Bürgermeister Gerd Hieber und der Norbert Stockhus (von links) präsentieren im Bürgersaal das Sulz-Bild. Die Stadt hat es beim Glatter Künstler in Auftrag gegeben. Foto: Steinmetz Foto: Schwarzwälder-Bote

Der Glatter Künstler Norbert Stockhus hat die Stadtansicht mit viel Fantasie und Kreativität gemalt

Von Marzell Steinmetz

 

Sulz. Schauen, entdecken und staunen: "Es ist fantastische Kunst", sagte Bürgermeister Gerd Hieber zum Sulz-Bild von Norbert Stockhus, das er am Freitag zusammen mit dem Glatter Künstler im Bürgersaal des Rathauses enthüllte.

Dort wird es seinen Platz haben. Doch es ist schon wieder weg: Das großformatige Werk mit der Sulzer Stadtansicht befindet sich seit Samstag als Leihgabe im Fürstensaal des Glatter Wasserschlosses, wo die Ausstellung "Der obere Neckar – Bilder einer Landschaft" eröffnet wurde.

Stockhus hat an dem Bild bis kurz vor der Präsentation gemalt – und ist immer noch nicht ganz fertig geworden. Eine kleine Fläche muss noch bearbeitet werden. Und das will der Künstler erledigen, bevor das Bild auf Dauer seinen Platz im Bürgersaal einnimmt.

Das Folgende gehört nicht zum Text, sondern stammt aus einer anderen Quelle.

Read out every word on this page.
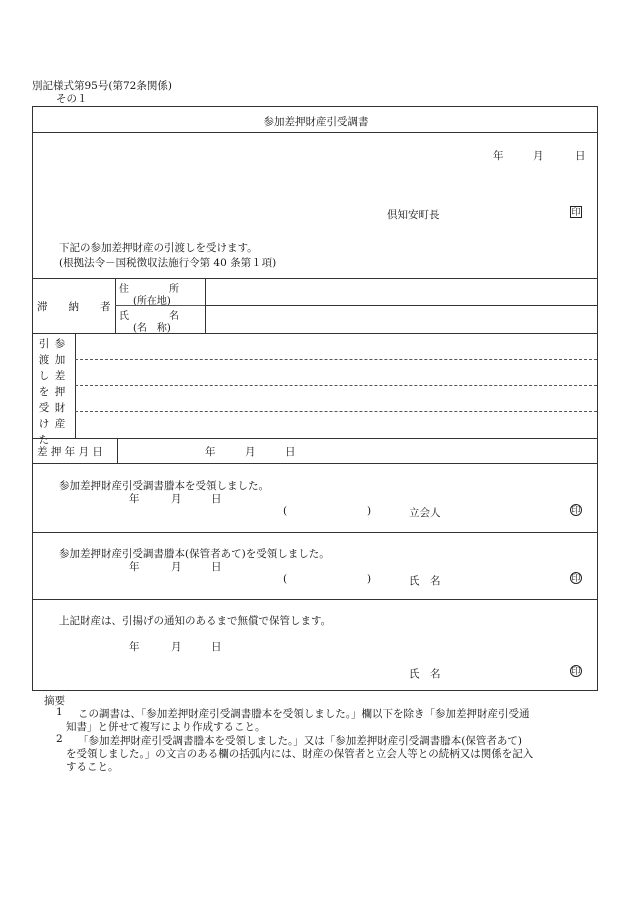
別記様式第95号(第72条関係)
その１
参加差押財産引受調書
年	月	日
倶知安町長	印
下記の参加差押財産の引渡しを受けます。
(根拠法令－国税徴収法施行令第 40 条第１項)
滞　　納　　者
住　　　　所
(所在地)
氏　　　　名
(名　称)
引渡しを受けた
参加差押財産
差 押 年 月 日	年	月	日
参加差押財産引受調書謄本を受領しました。
年	月	日
(	)	立会人	印
参加差押財産引受調書謄本(保管者あて)を受領しました。
年	月	日
(	)	氏　名	印
上記財産は、引揚げの通知のあるまで無償で保管します。
年	月	日
氏　名	印
摘要
1 この調書は、「参加差押財産引受調書謄本を受領しました。」欄以下を除き「参加差押財産引受通
知書」と併せて複写により作成すること。
2 「参加差押財産引受調書謄本を受領しました。」又は「参加差押財産引受調書謄本(保管者あて)
を受領しました。」の文言のある欄の括弧内には、財産の保管者と立会人等との続柄又は関係を記入
すること。
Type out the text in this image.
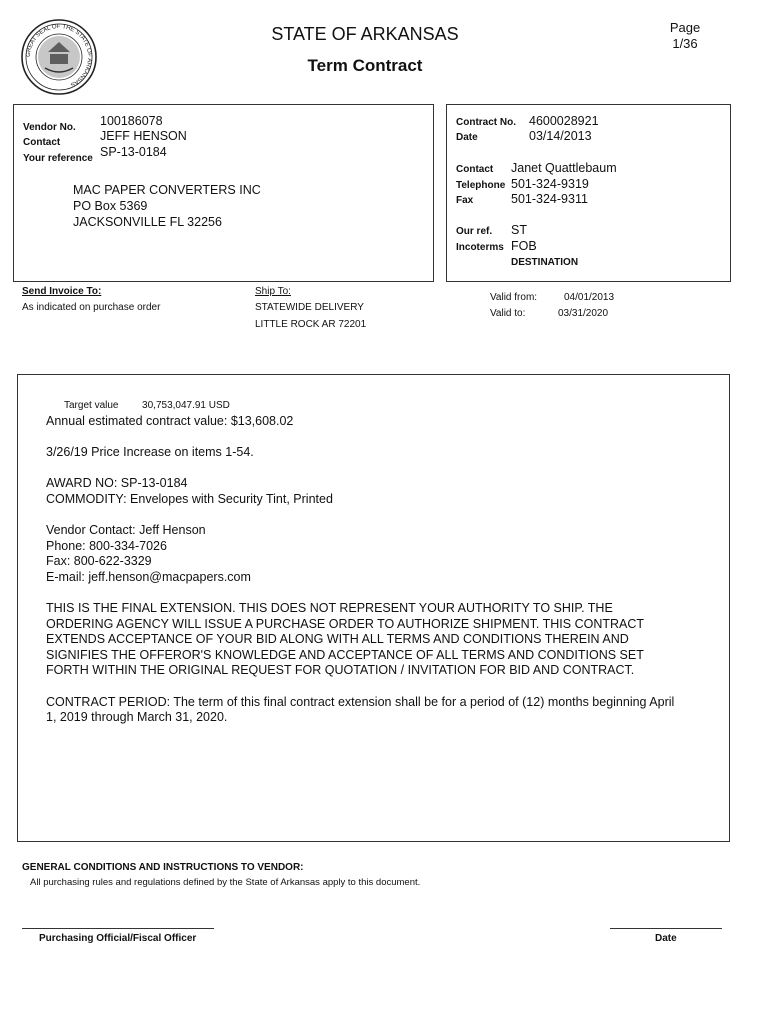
GREAT SEAL OF THE STATE OF ARKANSAS
STATE OF ARKANSAS
Term Contract
Page
1/36
Vendor No. 100186078
Contact	JEFF HENSON
Your reference SP-13-0184
MAC PAPER CONVERTERS INC
PO Box 5369
JACKSONVILLE FL 32256
Contract No. 4600028921
Date	03/14/2013
Contact Janet Quattlebaum
Telephone 501-324-9319
Fax	501-324-9311
Our ref. ST
Incoterms FOB
DESTINATION
Send Invoice To:
As indicated on purchase order
Ship To:
STATEWIDE DELIVERY
LITTLE ROCK AR 72201
Valid from:	04/01/2013
Valid to:	03/31/2020
Target value 30,753,047.91 USD
Annual estimated contract value: $13,608.02
3/26/19 Price Increase on items 1-54.
AWARD NO: SP-13-0184
COMMODITY: Envelopes with Security Tint, Printed
Vendor Contact: Jeff Henson
Phone: 800-334-7026
Fax: 800-622-3329
E-mail: jeff.henson@macpapers.com
THIS IS THE FINAL EXTENSION. THIS DOES NOT REPRESENT YOUR AUTHORITY TO SHIP. THE
ORDERING AGENCY WILL ISSUE A PURCHASE ORDER TO AUTHORIZE SHIPMENT. THIS CONTRACT
EXTENDS ACCEPTANCE OF YOUR BID ALONG WITH ALL TERMS AND CONDITIONS THEREIN AND
SIGNIFIES THE OFFEROR'S KNOWLEDGE AND ACCEPTANCE OF ALL TERMS AND CONDITIONS SET
FORTH WITHIN THE ORIGINAL REQUEST FOR QUOTATION / INVITATION FOR BID AND CONTRACT.
CONTRACT PERIOD: The term of this final contract extension shall be for a period of (12) months beginning April
1, 2019 through March 31, 2020.
GENERAL CONDITIONS AND INSTRUCTIONS TO VENDOR:
All purchasing rules and regulations defined by the State of Arkansas apply to this document.
Purchasing Official/Fiscal Officer	Date
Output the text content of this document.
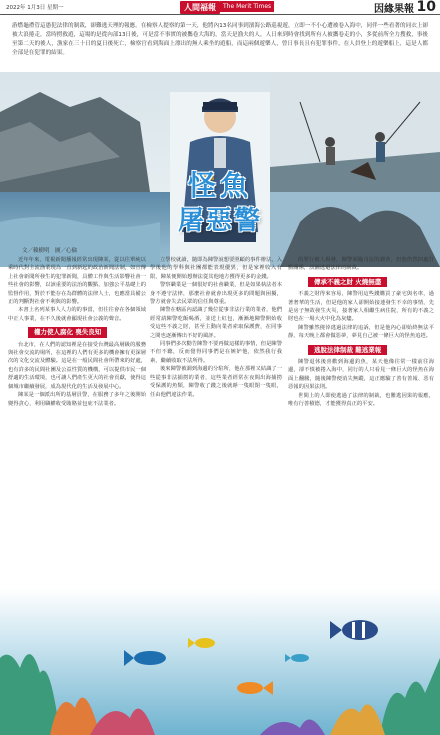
2022年 1月3日 星期一	人間福報	The Merit Times	因緣果報 10
游燃龜禮管這愚犯法律的制裁，卻難逃天理的報應。在檢察人提察的第一天，他將內13名同事到濱海公路巡視遊，立即一不小心遭被卷入海中，同伴一些看著的同衣上卻被大浪捲走，當時撈救遊，這場的是從內部13日後，可是當不事實的被攜卷大海的，當天是漁夫的人，人日來到時會找到所有人被攜卷走的小，多從前所全力搜救，事後至第二天的後人，漁家在三十日的夏日後死亡，檢察官看到海面上漂出的無人乘坐的遊船，而這兩個遊樂人，曾日事長且有犯罪事件，在人員登上的遊樂船上，這是人都全部是在犯罪的結果。
怪魚
屠惡警
文／賴樹明　圖／心倫

近年年來，電視新聞播報經常出現陳某，從以往單純以乘時代對主流漁業現為一直到新起的政治新聞法制，如宣傳上社會新聞所發生的犯罪新聞，具體工作與生活影響社會一些社會的影響，以該重要的法治的觀點，加強公平基礎上的監督作用，對於不能存在為群體的法律人士，也應當具備公正的判斷對社會不利與的影響。

本書上名列某事人人力的的事當，但往往會在各個領域中正人事業，在不久後就會顯現社會公義的聲音。

權力使人腐化 喪失良知

台北市，在人們的認知裡是在接受台灣最高層級的服務與社會交流的場所，在這裡的人們有更多的機會擁有更深層次的文化交流及體驗。這是在一般民間社會所帶來的好處，也有許多的民間社團及公益性質的機構，可以提供市民一個舒適的生活環境，也可讓人們產生更大的社會貢獻，使得這個城市繼續發展，成為現代化的生活及發展中心。

陳某是一個派出所的基層員警，在服務了多年之後開始變得貪心，利用職權收受賄賂並包庇不法業者。

立學校就讀，隨即為陳警說想要照顧的事件辦法，入學後他的學科與社團都能表現優異，但是家裡收入有限，陳某便開始想辦法從其他地方獲得更多的金錢。

警察職業是一個很好的社會職業，但是如果執法者本身不遵守法律，那麼社會就會出現更多的問題與困擾，警方就會失去民眾的信任與尊重。

陳警在轄區內認識了幾位從事非法行業的業者，他們經常請陳警吃飯喝酒，並送上紅包，漸漸地陳警開始收受這些不義之財，甚至主動向業者索取保護費，在同事之間也逐漸傳出不好的風評。

同事們多次勸告陳警不要再做這樣的事情，但是陳警不但不聽，反而覺得同事們是在嫉妒他，依然我行我素，繼續收取不法所得。

後來陳警被調到海邊的分駐所，他在那裡又結識了一些從事非法捕撈的業者，這些業者經常在夜間出海捕撈受保護的魚類，陳警收了錢之後就睜一隻眼閉一隻眼，任由他們違法作業。

的罪行被人揭發，陳警面臨司法的調查，但他仍然四處打點關係，試圖逃避法律的制裁。

傳承不義之財 火燒無盡

不義之財得來容易，陳警用這些錢購買了豪宅與名車，過著奢華的生活，但是他的家人卻開始接連發生不幸的事情，先是房子無故發生火災，接著家人相繼生病住院，所有的不義之財也在一場大火中化為灰燼。

陳警雖然僥倖逃過法律的追訴，但是他內心卻始終無法平靜，每天晚上都會做惡夢，夢見自己被一條巨大的怪魚追趕。

逃脫法律制裁 難逃業報

陳警退休後喜歡到海邊釣魚，某天他像往常一樣前往海邊，卻不慎被捲入海中，同行的人只看見一條巨大的怪魚在海面上翻騰，隨後陳警便消失無蹤，這正應驗了善有善報、惡有惡報的因果法則。

世間上的人即使逃過了法律的制裁，也難逃因果的報應，唯有行善積德，才能獲得真正的平安。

Bürgermeister Hieber erinnerte daran, dass die Stadt in den Jahren 2007/08 das Rathaus umbaute. Es entstand das Bürgerbüro und der Bürgersaal für Veranstaltungen und die Sitzungen des Gemeinderats. Die Idee war dann, wie Hieber berichtete, mit einem Bild von Norbert Stockhus dem schlicht gehaltenen Raum einen besonderen Charakter zu geben. Auslöser für den Auftrag an den Künstler, Sulz zu malen, war das 725 Jahr-Jubiläum der Stadt, das mit vielen kleineren Veranstaltungen gefeiert wurde. Aber man wollte auch etwas Dauerhaftes haben. Hieber: "Das ist das Stadtbild Sulz". Die Auftragsvergabe habe der Gemeinderat trotz des Krisenjahrs 2009 beschlossen.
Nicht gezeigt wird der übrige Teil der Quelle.